There was the briefest pause, and then her quick brain, suddenly showing her his mind, made her twist around. His sword was already half lifted, light stuttering from the blade.

She said rapidly, “I may look simple, but I’m not precisely moonstruck yet. If I don’t come back, you won’t even have a chance to hang, my friend.”

He continued to come. The sword, still half raised, was aimed almost casually at her heart, and his face was quite detached, like a dreamer’s. She drew one quick breath and stood still, her hands open at her sides, her head a little tilted and her lips parted. He walked until he was so close to her that he had to meet her eyes; had to make the small decision that would force the point onward.

Something of the message of the steady blue eyes must have penetrated; something of her unexpected stillness surprised him into a moment’s pause; and Sybilla said quietly in that instant, “I have your charter chest at Midculter.”

She thought she had misjudged it. The sword point wavered and approached and his eyes remained flatly purposeful. Then they came alive again, startled and disbelieving; the sword dropped and he said —and had difficulty in saying—“That isn’t true. I keep my chest in the strongroom of this house. No one—”

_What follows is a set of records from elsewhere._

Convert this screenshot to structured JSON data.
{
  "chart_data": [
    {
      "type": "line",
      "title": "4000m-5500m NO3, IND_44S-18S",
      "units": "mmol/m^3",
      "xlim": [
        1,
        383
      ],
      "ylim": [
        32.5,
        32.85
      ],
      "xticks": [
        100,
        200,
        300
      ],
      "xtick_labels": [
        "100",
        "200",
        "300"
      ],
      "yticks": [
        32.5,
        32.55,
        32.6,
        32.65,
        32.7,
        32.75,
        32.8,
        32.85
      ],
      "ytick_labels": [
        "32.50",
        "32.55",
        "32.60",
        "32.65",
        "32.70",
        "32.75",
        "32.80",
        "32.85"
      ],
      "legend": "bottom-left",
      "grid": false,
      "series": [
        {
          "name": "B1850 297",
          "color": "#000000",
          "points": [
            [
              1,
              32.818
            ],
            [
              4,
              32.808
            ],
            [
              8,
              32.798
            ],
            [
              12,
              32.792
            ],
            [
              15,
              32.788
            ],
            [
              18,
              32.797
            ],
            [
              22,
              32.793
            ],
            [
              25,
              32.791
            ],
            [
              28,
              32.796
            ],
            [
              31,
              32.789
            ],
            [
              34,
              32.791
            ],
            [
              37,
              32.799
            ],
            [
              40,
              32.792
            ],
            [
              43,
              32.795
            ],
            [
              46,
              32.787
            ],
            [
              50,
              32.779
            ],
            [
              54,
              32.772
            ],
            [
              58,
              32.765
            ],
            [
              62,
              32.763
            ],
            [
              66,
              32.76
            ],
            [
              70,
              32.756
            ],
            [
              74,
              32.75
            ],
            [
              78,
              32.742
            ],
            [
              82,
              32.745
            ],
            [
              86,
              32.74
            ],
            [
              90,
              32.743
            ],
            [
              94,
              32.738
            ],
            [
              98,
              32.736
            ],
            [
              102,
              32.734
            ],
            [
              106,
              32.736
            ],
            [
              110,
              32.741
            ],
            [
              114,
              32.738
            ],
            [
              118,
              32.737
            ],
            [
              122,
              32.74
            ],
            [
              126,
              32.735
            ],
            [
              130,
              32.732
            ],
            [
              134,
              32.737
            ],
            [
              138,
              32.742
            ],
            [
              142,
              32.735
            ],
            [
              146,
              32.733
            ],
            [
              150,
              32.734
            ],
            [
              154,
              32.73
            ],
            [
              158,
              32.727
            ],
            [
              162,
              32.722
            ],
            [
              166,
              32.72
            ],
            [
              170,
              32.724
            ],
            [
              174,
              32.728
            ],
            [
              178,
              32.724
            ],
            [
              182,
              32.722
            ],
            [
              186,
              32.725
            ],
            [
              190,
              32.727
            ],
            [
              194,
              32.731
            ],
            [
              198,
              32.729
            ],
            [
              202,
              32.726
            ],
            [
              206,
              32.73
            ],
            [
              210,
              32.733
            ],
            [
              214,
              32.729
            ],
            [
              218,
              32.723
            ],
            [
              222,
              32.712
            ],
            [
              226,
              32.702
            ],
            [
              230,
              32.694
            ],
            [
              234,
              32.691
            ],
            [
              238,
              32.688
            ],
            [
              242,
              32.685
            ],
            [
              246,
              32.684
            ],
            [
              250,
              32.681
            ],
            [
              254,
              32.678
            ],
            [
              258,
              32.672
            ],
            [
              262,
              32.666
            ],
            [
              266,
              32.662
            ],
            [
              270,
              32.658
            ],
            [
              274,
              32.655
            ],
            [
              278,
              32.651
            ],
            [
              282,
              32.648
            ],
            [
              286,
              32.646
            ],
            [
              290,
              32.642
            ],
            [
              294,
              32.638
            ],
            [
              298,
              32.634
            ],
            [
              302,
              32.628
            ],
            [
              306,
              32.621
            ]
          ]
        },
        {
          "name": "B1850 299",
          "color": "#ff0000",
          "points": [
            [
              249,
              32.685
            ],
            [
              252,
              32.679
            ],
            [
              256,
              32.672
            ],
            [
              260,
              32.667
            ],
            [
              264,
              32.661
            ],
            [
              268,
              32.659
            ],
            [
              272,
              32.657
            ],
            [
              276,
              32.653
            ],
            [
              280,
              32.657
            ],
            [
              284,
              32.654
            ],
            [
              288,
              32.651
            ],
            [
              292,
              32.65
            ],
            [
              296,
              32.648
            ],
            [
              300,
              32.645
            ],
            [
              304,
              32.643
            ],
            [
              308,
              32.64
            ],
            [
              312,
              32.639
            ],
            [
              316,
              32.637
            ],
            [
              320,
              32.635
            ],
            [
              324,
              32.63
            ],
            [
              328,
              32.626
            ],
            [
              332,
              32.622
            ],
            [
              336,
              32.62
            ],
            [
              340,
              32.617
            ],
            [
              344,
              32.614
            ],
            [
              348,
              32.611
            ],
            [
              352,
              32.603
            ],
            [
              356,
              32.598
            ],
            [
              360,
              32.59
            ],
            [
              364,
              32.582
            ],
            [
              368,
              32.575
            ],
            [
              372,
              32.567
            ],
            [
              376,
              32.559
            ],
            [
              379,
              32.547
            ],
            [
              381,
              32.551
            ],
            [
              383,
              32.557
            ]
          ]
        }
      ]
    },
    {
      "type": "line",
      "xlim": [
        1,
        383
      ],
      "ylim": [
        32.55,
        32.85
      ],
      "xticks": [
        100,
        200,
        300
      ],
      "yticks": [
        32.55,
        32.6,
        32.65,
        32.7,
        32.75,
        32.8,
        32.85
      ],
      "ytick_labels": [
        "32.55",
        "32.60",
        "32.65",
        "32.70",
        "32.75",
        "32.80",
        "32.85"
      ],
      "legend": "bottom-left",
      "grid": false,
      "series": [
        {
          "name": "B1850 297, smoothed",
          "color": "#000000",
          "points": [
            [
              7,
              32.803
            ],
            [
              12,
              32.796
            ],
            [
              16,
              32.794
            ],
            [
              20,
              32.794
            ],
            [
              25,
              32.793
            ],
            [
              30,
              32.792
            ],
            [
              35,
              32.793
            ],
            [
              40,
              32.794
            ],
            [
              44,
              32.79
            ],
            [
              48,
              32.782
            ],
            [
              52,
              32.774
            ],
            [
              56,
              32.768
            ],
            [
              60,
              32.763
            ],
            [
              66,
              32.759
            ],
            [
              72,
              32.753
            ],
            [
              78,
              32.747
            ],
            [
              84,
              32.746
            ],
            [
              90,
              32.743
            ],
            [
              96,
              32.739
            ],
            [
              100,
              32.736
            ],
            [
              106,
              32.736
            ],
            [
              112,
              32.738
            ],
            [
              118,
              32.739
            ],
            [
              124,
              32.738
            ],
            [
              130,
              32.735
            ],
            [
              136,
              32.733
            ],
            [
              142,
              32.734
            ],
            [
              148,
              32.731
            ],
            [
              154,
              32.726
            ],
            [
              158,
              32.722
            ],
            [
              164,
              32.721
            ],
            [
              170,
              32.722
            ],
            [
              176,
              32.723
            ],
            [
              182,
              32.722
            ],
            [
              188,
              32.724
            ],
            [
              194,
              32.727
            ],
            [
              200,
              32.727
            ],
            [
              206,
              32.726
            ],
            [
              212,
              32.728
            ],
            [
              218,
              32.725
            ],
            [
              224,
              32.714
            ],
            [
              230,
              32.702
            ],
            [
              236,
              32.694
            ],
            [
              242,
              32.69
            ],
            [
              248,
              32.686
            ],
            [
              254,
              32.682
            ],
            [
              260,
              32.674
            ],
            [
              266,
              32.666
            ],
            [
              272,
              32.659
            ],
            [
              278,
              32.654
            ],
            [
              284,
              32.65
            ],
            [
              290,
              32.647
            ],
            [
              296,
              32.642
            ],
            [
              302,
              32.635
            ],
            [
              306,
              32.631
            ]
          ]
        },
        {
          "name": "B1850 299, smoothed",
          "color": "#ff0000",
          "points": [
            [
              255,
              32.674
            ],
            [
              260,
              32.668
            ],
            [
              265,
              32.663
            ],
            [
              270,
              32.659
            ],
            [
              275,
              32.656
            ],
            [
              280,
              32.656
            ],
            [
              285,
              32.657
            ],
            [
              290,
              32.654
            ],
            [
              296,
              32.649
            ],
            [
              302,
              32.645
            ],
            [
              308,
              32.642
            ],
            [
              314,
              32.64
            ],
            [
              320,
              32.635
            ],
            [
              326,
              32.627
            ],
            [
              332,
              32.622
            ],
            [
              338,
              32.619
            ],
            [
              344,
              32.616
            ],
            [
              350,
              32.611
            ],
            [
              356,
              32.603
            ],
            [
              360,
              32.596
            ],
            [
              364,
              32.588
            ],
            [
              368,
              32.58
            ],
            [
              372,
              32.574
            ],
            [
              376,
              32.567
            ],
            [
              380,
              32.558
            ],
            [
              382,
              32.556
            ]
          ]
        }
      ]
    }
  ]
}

“Your mother keeps her recipes there: remember? And I have a very talented Romany on my side, Sir Andrew.… You’ve had dealings with the English, haven’t you, for a very long time? Your visits to the Ostrich put you in no danger—you were already well known in Carlisle. How else did you know Jonathan Crouch was George Douglas’s prisoner? Why did Sir George trouble with you unless he had a fairly good idea you were in the same sweet trade as himself?”

She turned, and walking past where he stood frozen in mid-room, she paused by the window, looking out on the ochre and viridian and sage green of the dusty summer treetops.

“Such a mean, thieving little trade: a dealing in secrets; in hissings and winkings and the selling of men’s bodies, back and forth. And even then, they didn’t pay you well enough. Maybe they realized that you weren’t greatly intimate at Court; that you only touched the edge of what they could already get from Glencairn and Douglas and Brunton and Ormiston and Cockburn and the rest.… So you turned your eyes on my family. Wealth; a pretty heiress; a family feud—who’d be surprised if it had fatal results? And the widow, in due time, would naturally turn to the gentle family friend. Or at the very worst, Francis was worth a thousand crowns to Wharton.…”

He said, “You needn’t elaborate. I know what I’ve done. You’ve told, then. The papers in that chest—”

“Not yet,” said Sybilla, and turned to meet his white face. “The chest will be opened if I don’t come back.”

Tremors were beginning to shake him. He sat again, abruptly, at the table, his eyes fixed on her like stones. “What are you going to do?” Seeing the expression on her face he gave a sort of laugh and bit his lip, stilling the shaking. “What do you suppose my wonderful brother would have done now?”

He was too helplessly self-centred, too rotten, for her to pity him now. She said sharply, “Your mother has a lot to answer for, but if you had the heart of a rabbit, you would have made a man’s life for yourself and let her make the best of it.”

He had some pride left. He said, making no excuses, “Mother knows nothing of this. It will kill her. What—what are you going to do?”

The cool blue eyes rested on his trembling hands. The Dowager said slowly, “Your mother is a sick old woman, and an unhappy one. I don’t envy you the life you’ve led with her, but she need never have become the sort of person she is now.

“Never mind that. She’s going to suffer, but not as much as she might have done. I should like to see you hanged. Because of you, I nearly lost every child I have left: I did lose my grandchild. But that would be an insult to all the magnificent, vicious criminals we already have living freely among us.